Avicena, um insaciável estudioso, dedicou-se à medicina e à filosofia tendo sido
considerado, pelo seu vasto conhecimento, o principal sábio da Pérsia.
É reconhecido no ocidente como príncipe da medicina.
Não era filiado à seita Ismailiia tendo desenvolvido seus conhecimentos por
conta propria.
Possivelmente esta ocurrência tenha-lhe proporcionado uma visão mais
racionalista da ciência.
Escritor prolífico deixou mais de 200 tratados sôbre quase todos os assumtos de
seu tempo.
Era um médico extraordinário e um experimentador lúcido.
Embora aceitasse a teoria aristotélica dos elementos Avicena rejeitava a
transmutação de metais.
Reconhecia que o que os alquimistas conseguiam na verdade era fazer imitações
colorindo os metais vulgares de branco (prata), amarelo (ouro) e côr de cobre.
Acreditava que estas qualidades eram impingidas aos metais e que os processos
usados, entre os quais a fusão, por exemplo, não podiam afetar a proporção de
seus elementos constituintes.
Considerava que a proporção de tais elementos era uma característica de cada
metal.
Assim como suas obras as idéias alquímicas de Avicena tiveram grande influência
nos séculos posteriores.
No final do século X aparece um outro livro famoso, Rutbat al-Hakim ou Avanço do
Sábio, de autoria de Maslama al-Majriti.
Era um famoso astrônomo mourísco da Espanha, país que tinha sido subjugado pelos
árabes no século VIII.
Este livro expõe essencialmente as mesmas idéias dos alquimistas muçulmanos,
como Jabir, mas aborda detalhes experimentais que indicavam uma preocupação com
aspectos quantitativos das transformações observadas.

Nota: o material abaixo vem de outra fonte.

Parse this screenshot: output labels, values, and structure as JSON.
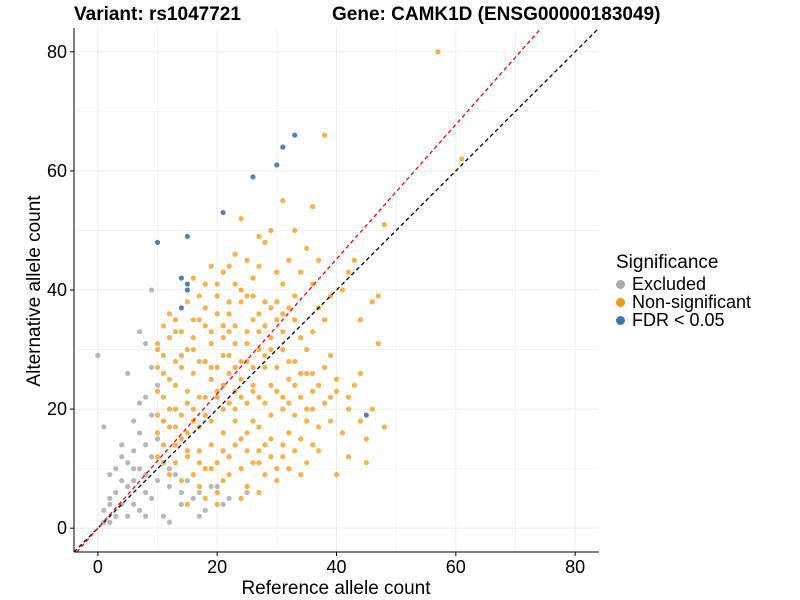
{
  "header": {
    "variant": "Variant: rs1047721",
    "gene": "Gene: CAMK1D (ENSG00000183049)"
  },
  "colors": {
    "excluded": "#aaaaaa",
    "non_significant": "#f5960f",
    "fdr": "#3f74a8",
    "identity_line": "#000000",
    "fit_line": "#ff0000",
    "grid": "#ebebeb"
  },
  "legend": {
    "title": "Significance",
    "items": [
      {
        "label": "Excluded",
        "color": "#aaaaaa"
      },
      {
        "label": "Non-significant",
        "color": "#f5960f"
      },
      {
        "label": "FDR < 0.05",
        "color": "#3f74a8"
      }
    ]
  },
  "chart_data": {
    "type": "scatter",
    "title": "Variant: rs1047721    Gene: CAMK1D (ENSG00000183049)",
    "xlabel": "Reference allele count",
    "ylabel": "Alternative allele count",
    "xlim": [
      -4,
      84
    ],
    "ylim": [
      -4,
      84
    ],
    "xticks": [
      0,
      20,
      40,
      60,
      80
    ],
    "yticks": [
      0,
      20,
      40,
      60,
      80
    ],
    "grid": true,
    "legend_position": "right",
    "reference_lines": [
      {
        "name": "identity",
        "slope": 1,
        "intercept": 0,
        "style": "dashed",
        "color": "#000000"
      },
      {
        "name": "fit",
        "slope": 1.13,
        "intercept": 0,
        "style": "dashed",
        "color": "#ff0000"
      }
    ],
    "series": [
      {
        "name": "Excluded",
        "points": [
          [
            0,
            29
          ],
          [
            1,
            17
          ],
          [
            1,
            3
          ],
          [
            1,
            1
          ],
          [
            2,
            9
          ],
          [
            2,
            5
          ],
          [
            2,
            1
          ],
          [
            3,
            2
          ],
          [
            4,
            14
          ],
          [
            4,
            4
          ],
          [
            5,
            26
          ],
          [
            5,
            11
          ],
          [
            5,
            7
          ],
          [
            6,
            18
          ],
          [
            6,
            13
          ],
          [
            6,
            8
          ],
          [
            7,
            33
          ],
          [
            7,
            21
          ],
          [
            7,
            16
          ],
          [
            7,
            10
          ],
          [
            7,
            3
          ],
          [
            8,
            31
          ],
          [
            8,
            22
          ],
          [
            8,
            14
          ],
          [
            8,
            6
          ],
          [
            8,
            2
          ],
          [
            9,
            40
          ],
          [
            9,
            27
          ],
          [
            9,
            19
          ],
          [
            9,
            12
          ],
          [
            9,
            5
          ],
          [
            10,
            24
          ],
          [
            10,
            15
          ],
          [
            10,
            8
          ],
          [
            11,
            2
          ],
          [
            12,
            10
          ],
          [
            12,
            7
          ],
          [
            12,
            1
          ],
          [
            13,
            9
          ],
          [
            14,
            6
          ],
          [
            14,
            4
          ],
          [
            15,
            8
          ],
          [
            16,
            5
          ],
          [
            17,
            6
          ],
          [
            17,
            2
          ],
          [
            18,
            3
          ],
          [
            19,
            7
          ],
          [
            20,
            7
          ],
          [
            22,
            5
          ],
          [
            21,
            4
          ],
          [
            25,
            6
          ],
          [
            3,
            6
          ],
          [
            4,
            8
          ],
          [
            6,
            10
          ],
          [
            2,
            4
          ],
          [
            3,
            10
          ],
          [
            5,
            2
          ],
          [
            6,
            4
          ],
          [
            4,
            12
          ],
          [
            8,
            9
          ]
        ]
      },
      {
        "name": "Non-significant",
        "points": [
          [
            57,
            80
          ],
          [
            61,
            62
          ],
          [
            38,
            66
          ],
          [
            31,
            55
          ],
          [
            36,
            54
          ],
          [
            29,
            50
          ],
          [
            24,
            52
          ],
          [
            48,
            51
          ],
          [
            33,
            50
          ],
          [
            35,
            47
          ],
          [
            27,
            49
          ],
          [
            28,
            48
          ],
          [
            23,
            46
          ],
          [
            25,
            45
          ],
          [
            22,
            44
          ],
          [
            32,
            45
          ],
          [
            37,
            45
          ],
          [
            43,
            45
          ],
          [
            19,
            44
          ],
          [
            21,
            43
          ],
          [
            26,
            42
          ],
          [
            30,
            43
          ],
          [
            34,
            43
          ],
          [
            42,
            43
          ],
          [
            16,
            42
          ],
          [
            18,
            41
          ],
          [
            31,
            41
          ],
          [
            36,
            41
          ],
          [
            41,
            40
          ],
          [
            17,
            39
          ],
          [
            20,
            39
          ],
          [
            26,
            39
          ],
          [
            33,
            39
          ],
          [
            39,
            39
          ],
          [
            47,
            39
          ],
          [
            15,
            38
          ],
          [
            24,
            38
          ],
          [
            29,
            37
          ],
          [
            37,
            37
          ],
          [
            46,
            38
          ],
          [
            12,
            36
          ],
          [
            22,
            36
          ],
          [
            31,
            36
          ],
          [
            38,
            35
          ],
          [
            44,
            35
          ],
          [
            11,
            34
          ],
          [
            17,
            35
          ],
          [
            28,
            34
          ],
          [
            36,
            33
          ],
          [
            13,
            33
          ],
          [
            21,
            32
          ],
          [
            34,
            32
          ],
          [
            47,
            31
          ],
          [
            10,
            31
          ],
          [
            16,
            30
          ],
          [
            27,
            30
          ],
          [
            39,
            29
          ],
          [
            14,
            29
          ],
          [
            22,
            29
          ],
          [
            32,
            28
          ],
          [
            10,
            27
          ],
          [
            19,
            27
          ],
          [
            28,
            27
          ],
          [
            36,
            26
          ],
          [
            44,
            26
          ],
          [
            12,
            25
          ],
          [
            24,
            25
          ],
          [
            33,
            24
          ],
          [
            43,
            24
          ],
          [
            15,
            23
          ],
          [
            26,
            23
          ],
          [
            40,
            23
          ],
          [
            11,
            22
          ],
          [
            20,
            22
          ],
          [
            31,
            22
          ],
          [
            38,
            21
          ],
          [
            13,
            20
          ],
          [
            23,
            20
          ],
          [
            35,
            20
          ],
          [
            42,
            20
          ],
          [
            10,
            19
          ],
          [
            18,
            19
          ],
          [
            29,
            19
          ],
          [
            16,
            18
          ],
          [
            26,
            18
          ],
          [
            37,
            17
          ],
          [
            12,
            17
          ],
          [
            21,
            16
          ],
          [
            32,
            16
          ],
          [
            41,
            16
          ],
          [
            14,
            15
          ],
          [
            24,
            15
          ],
          [
            34,
            15
          ],
          [
            45,
            15
          ],
          [
            11,
            14
          ],
          [
            19,
            14
          ],
          [
            28,
            14
          ],
          [
            17,
            13
          ],
          [
            27,
            13
          ],
          [
            37,
            13
          ],
          [
            10,
            12
          ],
          [
            15,
            12
          ],
          [
            22,
            12
          ],
          [
            31,
            12
          ],
          [
            42,
            12
          ],
          [
            13,
            11
          ],
          [
            20,
            11
          ],
          [
            26,
            11
          ],
          [
            35,
            11
          ],
          [
            45,
            11
          ],
          [
            18,
            10
          ],
          [
            24,
            10
          ],
          [
            30,
            10
          ],
          [
            12,
            9
          ],
          [
            16,
            9
          ],
          [
            22,
            9
          ],
          [
            28,
            9
          ],
          [
            40,
            9
          ],
          [
            14,
            8
          ],
          [
            21,
            8
          ],
          [
            30,
            8
          ],
          [
            17,
            7
          ],
          [
            25,
            7
          ],
          [
            27,
            6
          ],
          [
            20,
            6
          ],
          [
            18,
            5
          ],
          [
            24,
            5
          ],
          [
            15,
            4
          ],
          [
            20,
            4
          ],
          [
            10,
            30
          ],
          [
            13,
            35
          ],
          [
            18,
            37
          ],
          [
            23,
            34
          ],
          [
            25,
            33
          ],
          [
            27,
            36
          ],
          [
            30,
            38
          ],
          [
            33,
            35
          ],
          [
            35,
            30
          ],
          [
            38,
            27
          ],
          [
            40,
            25
          ],
          [
            42,
            22
          ],
          [
            46,
            20
          ],
          [
            48,
            17
          ],
          [
            11,
            26
          ],
          [
            14,
            27
          ],
          [
            16,
            32
          ],
          [
            19,
            31
          ],
          [
            21,
            29
          ],
          [
            23,
            31
          ],
          [
            25,
            28
          ],
          [
            29,
            32
          ],
          [
            31,
            30
          ],
          [
            33,
            28
          ],
          [
            35,
            26
          ],
          [
            37,
            24
          ],
          [
            39,
            22
          ],
          [
            44,
            18
          ],
          [
            10,
            23
          ],
          [
            13,
            24
          ],
          [
            15,
            21
          ],
          [
            17,
            22
          ],
          [
            19,
            25
          ],
          [
            21,
            24
          ],
          [
            23,
            23
          ],
          [
            25,
            21
          ],
          [
            27,
            22
          ],
          [
            29,
            24
          ],
          [
            31,
            20
          ],
          [
            33,
            19
          ],
          [
            35,
            18
          ],
          [
            39,
            18
          ],
          [
            11,
            18
          ],
          [
            13,
            17
          ],
          [
            15,
            16
          ],
          [
            17,
            17
          ],
          [
            19,
            18
          ],
          [
            21,
            20
          ],
          [
            23,
            18
          ],
          [
            25,
            16
          ],
          [
            27,
            17
          ],
          [
            29,
            15
          ],
          [
            31,
            14
          ],
          [
            33,
            13
          ],
          [
            36,
            14
          ],
          [
            11,
            11
          ],
          [
            13,
            14
          ],
          [
            15,
            13
          ],
          [
            17,
            11
          ],
          [
            19,
            10
          ],
          [
            21,
            13
          ],
          [
            23,
            14
          ],
          [
            25,
            13
          ],
          [
            27,
            11
          ],
          [
            29,
            12
          ],
          [
            32,
            10
          ],
          [
            34,
            9
          ],
          [
            10,
            16
          ],
          [
            12,
            20
          ],
          [
            14,
            19
          ],
          [
            16,
            20
          ],
          [
            18,
            22
          ],
          [
            20,
            23
          ],
          [
            22,
            21
          ],
          [
            24,
            22
          ],
          [
            26,
            24
          ],
          [
            28,
            21
          ],
          [
            30,
            23
          ],
          [
            32,
            21
          ],
          [
            34,
            22
          ],
          [
            36,
            20
          ],
          [
            16,
            26
          ],
          [
            18,
            28
          ],
          [
            20,
            27
          ],
          [
            22,
            26
          ],
          [
            24,
            28
          ],
          [
            26,
            27
          ],
          [
            28,
            29
          ],
          [
            30,
            27
          ],
          [
            32,
            25
          ],
          [
            34,
            26
          ],
          [
            36,
            23
          ],
          [
            11,
            29
          ],
          [
            13,
            28
          ],
          [
            15,
            30
          ],
          [
            17,
            28
          ],
          [
            19,
            33
          ],
          [
            21,
            34
          ],
          [
            23,
            27
          ],
          [
            25,
            31
          ],
          [
            27,
            33
          ],
          [
            29,
            30
          ],
          [
            31,
            33
          ],
          [
            12,
            32
          ],
          [
            14,
            33
          ],
          [
            16,
            35
          ],
          [
            18,
            34
          ],
          [
            20,
            36
          ],
          [
            22,
            38
          ],
          [
            24,
            40
          ],
          [
            26,
            35
          ],
          [
            28,
            38
          ],
          [
            30,
            35
          ],
          [
            32,
            37
          ],
          [
            20,
            41
          ],
          [
            23,
            41
          ],
          [
            27,
            44
          ],
          [
            25,
            39
          ],
          [
            22,
            33
          ]
        ]
      },
      {
        "name": "FDR < 0.05",
        "points": [
          [
            33,
            66
          ],
          [
            31,
            64
          ],
          [
            30,
            61
          ],
          [
            26,
            59
          ],
          [
            21,
            53
          ],
          [
            15,
            49
          ],
          [
            10,
            48
          ],
          [
            14,
            42
          ],
          [
            15,
            41
          ],
          [
            15,
            40
          ],
          [
            14,
            37
          ],
          [
            45,
            19
          ]
        ]
      }
    ]
  }
}
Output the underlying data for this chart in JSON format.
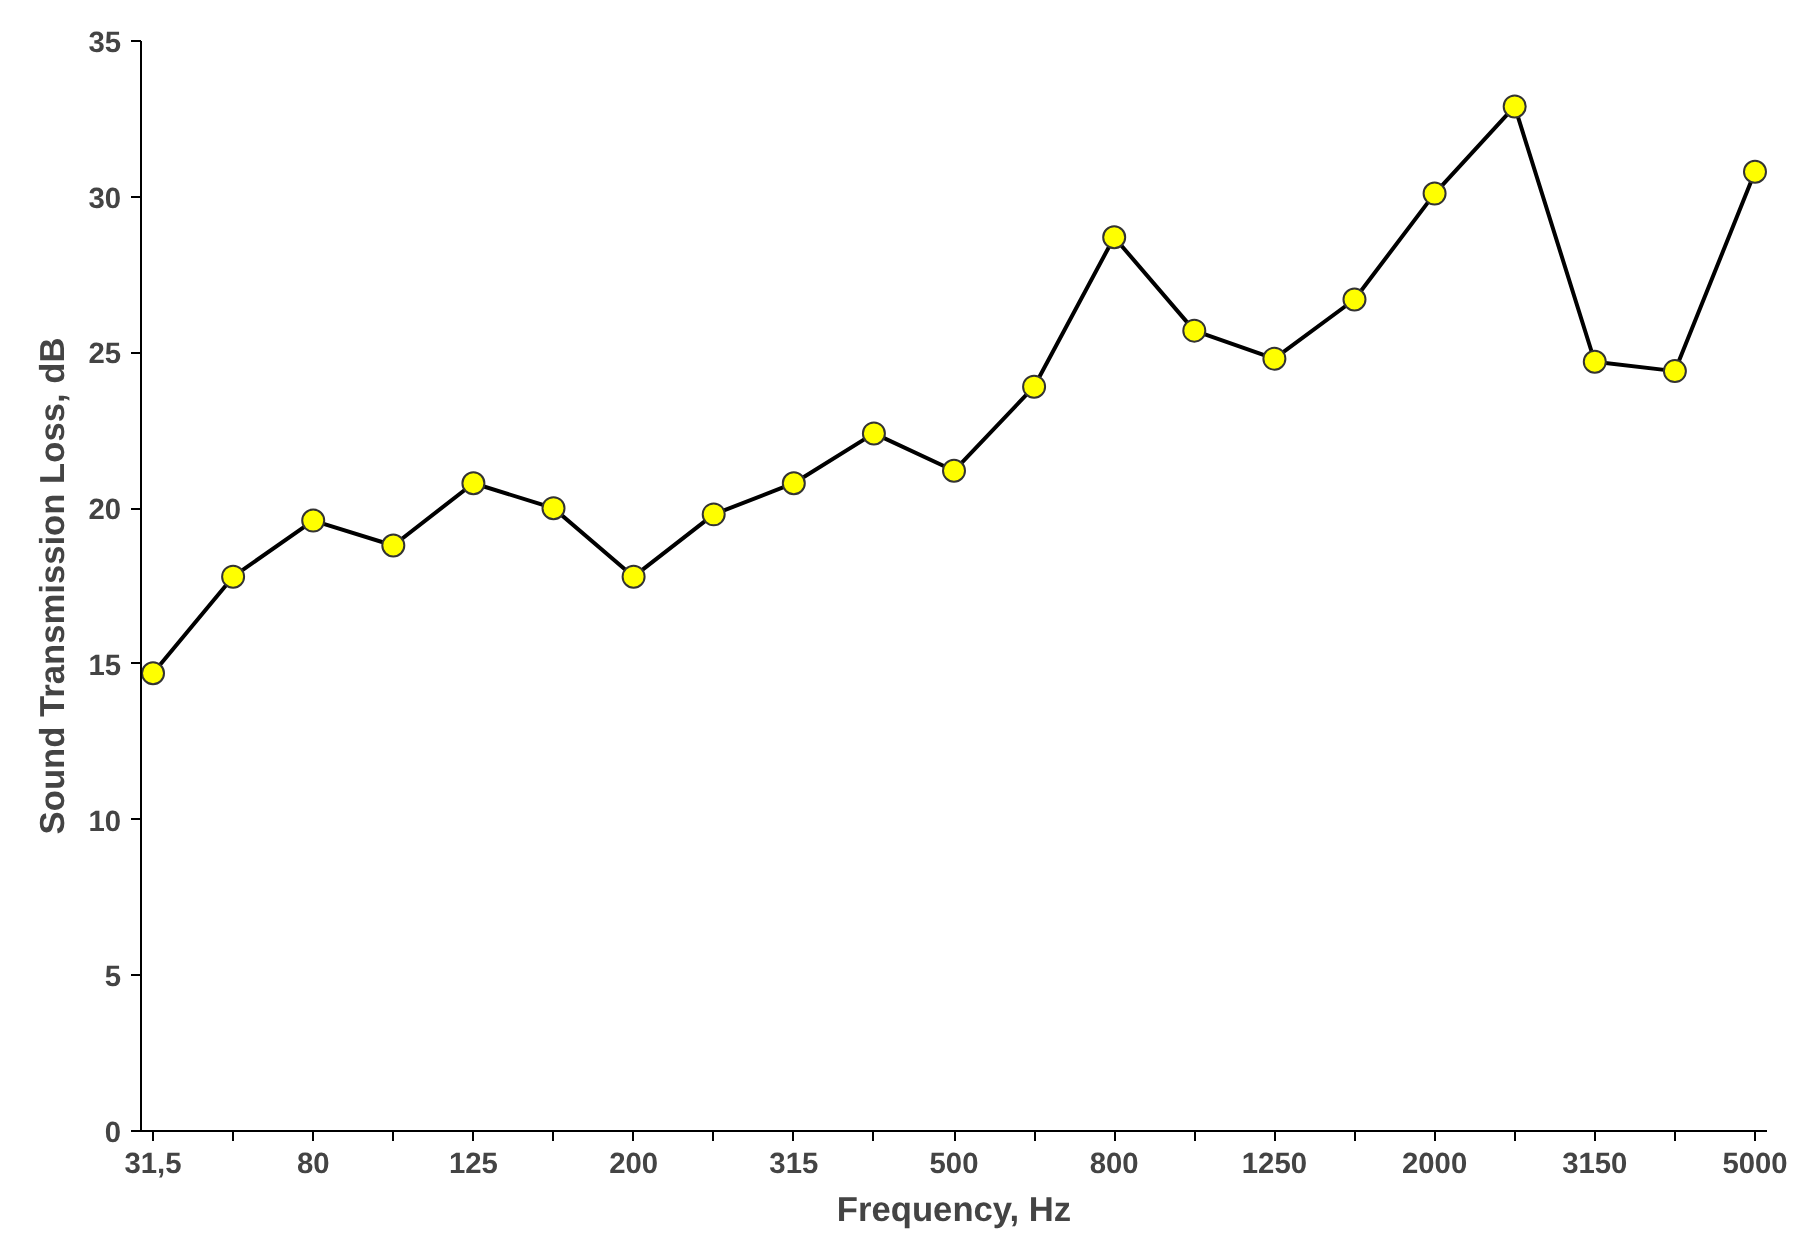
{
  "chart_data": {
    "type": "line",
    "xlabel": "Frequency, Hz",
    "ylabel": "Sound Transmission Loss, dB",
    "categories": [
      "31,5",
      null,
      "80",
      null,
      "125",
      null,
      "200",
      null,
      "315",
      null,
      "500",
      null,
      "800",
      null,
      "1250",
      null,
      "2000",
      null,
      "3150",
      null,
      "5000"
    ],
    "series": [
      {
        "color": "#ffff00",
        "values": [
          14.7,
          17.8,
          19.6,
          18.8,
          20.8,
          20.0,
          17.8,
          19.8,
          20.8,
          22.4,
          21.2,
          23.9,
          28.7,
          25.7,
          24.8,
          26.7,
          30.1,
          32.9,
          24.7,
          24.4,
          30.8
        ]
      }
    ],
    "ylim": [
      0,
      35
    ],
    "yticks": [
      0,
      5,
      10,
      15,
      20,
      25,
      30,
      35
    ],
    "grid": false,
    "marker": "circle",
    "line_style": "solid"
  }
}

A alquimia no mundo muçulmano atingiu seu apogeu no século X.
Como reflexo da situação política inconstante não sofreu avanços racionais na
sua interpretação.
Apesar disto os árabes contribuiram substancialmente para a formulação da teoria
da composição das substâncias (teoria enxôfre-mercúrio).
Cultivaram com intensidade os paradigmas da alquimia helenista já conhecidos de
séculos anteriores.
A parte mística da alquimia intensificou-se, entretanto, embora nos séculos
XI,XII e XIII surgissem comentaristas e divulgadores da arte, que não
acrescentaram nada de importante.
Um dos grandes méritos dos alquimistas árabes foi a tradução das principais
obras dos autores antigos para a sua língua e o enriquecimento das idéias de
forma mais objetiva.
A divulgação destas obras pelo seu império permitiu, mais tarde, uma verdaderira
revolução cultural na Europa.
Do ponto de vista da alquimia experimental aperfeiçoaram a prática da destilação
orientando-a para a separação dos princípios básicos constituintes das
substâncias.
Progrediram na classificação dos minerais e contribuiram para a descoberta dos
álcalis.
Fizeram progressos no uso de elixires na medicina e na transformação de metais
além do estudo de substâncias orgânicas.